In the Letters, Kraninger summarized the arguments made in the Seila Law brief and explained that she has “directed the Bureau’s attorneys to refrain from defending the for-cause removal provision in the lower courts.”  Given this major concession regarding the constitutionality of the CFPB’s structure, it is unclear whether parties subject to CFPB investigation may successfully resist CFPB authority.

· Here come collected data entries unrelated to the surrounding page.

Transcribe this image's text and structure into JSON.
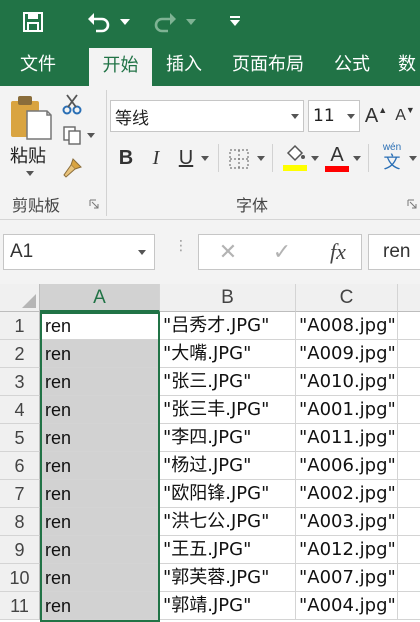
{
  "qat": {
    "icons": [
      "save-icon",
      "undo-icon",
      "redo-icon",
      "customize-icon"
    ],
    "colors": {
      "bar": "#217346",
      "text": "#ffffff"
    }
  },
  "tabs": [
    "文件",
    "开始",
    "插入",
    "页面布局",
    "公式",
    "数"
  ],
  "active_tab": "开始",
  "ribbon": {
    "clipboard": {
      "paste_label": "粘贴",
      "group_label": "剪贴板"
    },
    "font": {
      "font_name": "等线",
      "font_size": "11",
      "grow_label": "A",
      "shrink_label": "A",
      "bold_label": "B",
      "italic_label": "I",
      "underline_label": "U",
      "font_color_label": "A",
      "phonetic_top": "wén",
      "phonetic_bottom": "文",
      "group_label": "字体",
      "highlight_color": "#ffff00",
      "font_color": "#ff0000"
    }
  },
  "formula_bar": {
    "name_box": "A1",
    "cancel": "✕",
    "enter": "✓",
    "fx": "fx",
    "value": "ren"
  },
  "grid": {
    "columns": [
      "A",
      "B",
      "C"
    ],
    "selected_column": "A",
    "rows": [
      {
        "n": "1",
        "a": "ren",
        "b": "\"吕秀才.JPG\"",
        "c": "\"A008.jpg\""
      },
      {
        "n": "2",
        "a": "ren",
        "b": "\"大嘴.JPG\"",
        "c": "\"A009.jpg\""
      },
      {
        "n": "3",
        "a": "ren",
        "b": "\"张三.JPG\"",
        "c": "\"A010.jpg\""
      },
      {
        "n": "4",
        "a": "ren",
        "b": "\"张三丰.JPG\"",
        "c": "\"A001.jpg\""
      },
      {
        "n": "5",
        "a": "ren",
        "b": "\"李四.JPG\"",
        "c": "\"A011.jpg\""
      },
      {
        "n": "6",
        "a": "ren",
        "b": "\"杨过.JPG\"",
        "c": "\"A006.jpg\""
      },
      {
        "n": "7",
        "a": "ren",
        "b": "\"欧阳锋.JPG\"",
        "c": "\"A002.jpg\""
      },
      {
        "n": "8",
        "a": "ren",
        "b": "\"洪七公.JPG\"",
        "c": "\"A003.jpg\""
      },
      {
        "n": "9",
        "a": "ren",
        "b": "\"王五.JPG\"",
        "c": "\"A012.jpg\""
      },
      {
        "n": "10",
        "a": "ren",
        "b": "\"郭芙蓉.JPG\"",
        "c": "\"A007.jpg\""
      },
      {
        "n": "11",
        "a": "ren",
        "b": "\"郭靖.JPG\"",
        "c": "\"A004.jpg\""
      }
    ]
  }
}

The CFPB has taken the position that “a Supreme Court decision holding that the for-cause removal provision is unconstitutional should not affect the Bureau’s ability to carry out its important mission [of consumer protection,” because “if the Court holds the for-cause removal provision unconstitutional, the CFPA should remain ‘fully operative’ and the Bureau would ‘continue to function as before, just with a Direct who ‘may be removed at will by the President.’”  See Letters (quoting Free Enterprise Fund v. Public Co. Accounting Oversight Bd., 561 U.S. 477, 508 (2010)).  As a result, even if the Supreme Court held that the for-cause removal provision was unconstitutional, Seila Law (and others) would still be required to respond to CFPB CIDs.

Others, however, have taken the position that if the provision is unconstitutional, then the CFPB’s authority is severely diminished.  For example, the State of Texas’s amicus brief in Seila Law took the position that the for-cause removal provision renders the CFPB unconstitutional; as a result, there is no obligation for Seila Law to answer the CFPB’s CID.  See Texas Amicus Br. at 16.

Takeaway

Despite the CFPB’s reversed position, it remains unclear whether the for-cause removal provision is unconstitutional, and if so, what affect that has on the CFPB’s authority.  For now, we will be monitoring the case for developments, including to see if the Supreme Court will take the question.